Strafrechtliche Haftung für Bilanzfälschung, Marktmanipulation und fehlerhafte Publizität aus japanischer Sicht
Abstract
As in other countries, white-collar crime is an issue of growing concern in Japan. Right after the end of the so-called bubble economy during the 1980s, many small and also a significant number of large companies and banks encountered economic difficulties. At the same time, the number of scandals concerning white-collar crimes – for instance, the falsification of financial statements – was apparently increasing. This paper discusses the intervention of criminal law in Japan to prevent and prosecute crimes associated with the management and monitoring of companies, as well as with the functioning of the capital market.
Penal provisions related to misdeeds in this area can be found in three different laws: the general Criminal Code, the Commercial Code, and the Stock Exchange and Securities Trade Act. The latter two are of particular importance. The Commercial Code imposes sanctions against certain deeds of managers and auditors that harm the interests of their company (Artt. 486 et seq.).Related to the falsification of financial statements, there is a provision proscribing the endangering of the company’s assets by illegal distribution of profits(Art. 489 no. 3). One of the most spectacular cases concerning this crime was the indictment of the former president and other leading managers of Yamaichi Securities, once one of the largest Japanese securities firms that went bankrupt and was disbanded in 1997. In 2000 the former president was sentenced to two and a half years of prison without probation.
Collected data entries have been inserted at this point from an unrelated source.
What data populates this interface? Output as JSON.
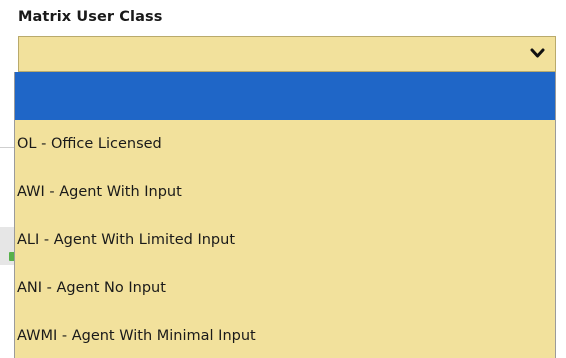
{
  "field": {
    "label": "Matrix User Class",
    "selected_value": "",
    "chevron_icon": "chevron-down-icon",
    "background_color": "#f2e19c",
    "highlight_color": "#1f66c7"
  },
  "options": [
    {
      "label": "",
      "highlighted": true
    },
    {
      "label": "OL - Office Licensed",
      "highlighted": false
    },
    {
      "label": "AWI - Agent With Input",
      "highlighted": false
    },
    {
      "label": "ALI - Agent With Limited Input",
      "highlighted": false
    },
    {
      "label": "ANI - Agent No Input",
      "highlighted": false
    },
    {
      "label": "AWMI - Agent With Minimal Input",
      "highlighted": false
    }
  ]
}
Another important penal provision is Art. 486 para. 1, which penalizes the intentional breach of duty by managers and auditors resulting in a harm of the company’s interests in order to gain personal profits. This is sometimes also applicable for falsification of financial statements. However, the indictment of persons because of a probable violation of either of these two provisions is rare.
The penal provisions in the Stock Exchange and Securities Trade Act, for instance, penalize the deliberate submission and publication of wrongful financial statements, the manipulation of the securities price at the stock exchange, and insider trading. Whereas the Commercial Code’s criminal provisions aim at protecting the shareholders and creditors of the company concerned, the Stock Exchange and Securities Trade Act intends to safeguard the general confidence of investors toward the capital market. Therefore, if one of the crimes mentioned is committed by a representative, an employee, or another auxiliary person of the company, not only the offender himself but also the company will be charged and sentenced for the misdeed.
In reality, however, the prosecution and indictment of a violation of a penal provision of the Stock Exchange and Securities Trade Act is even scarcer than those of the Commercial Code. Therefore, the author infers that these penal provisions were only dead-letter law on the books. Furthermore, the author is of the opinion that criminal law is now facing new and grave problems in the area of misdeeds associated with the management and monitoring of companies as well as with publicity duties in the capital market. Further discussion on the function and task of criminal law in this field is necessary.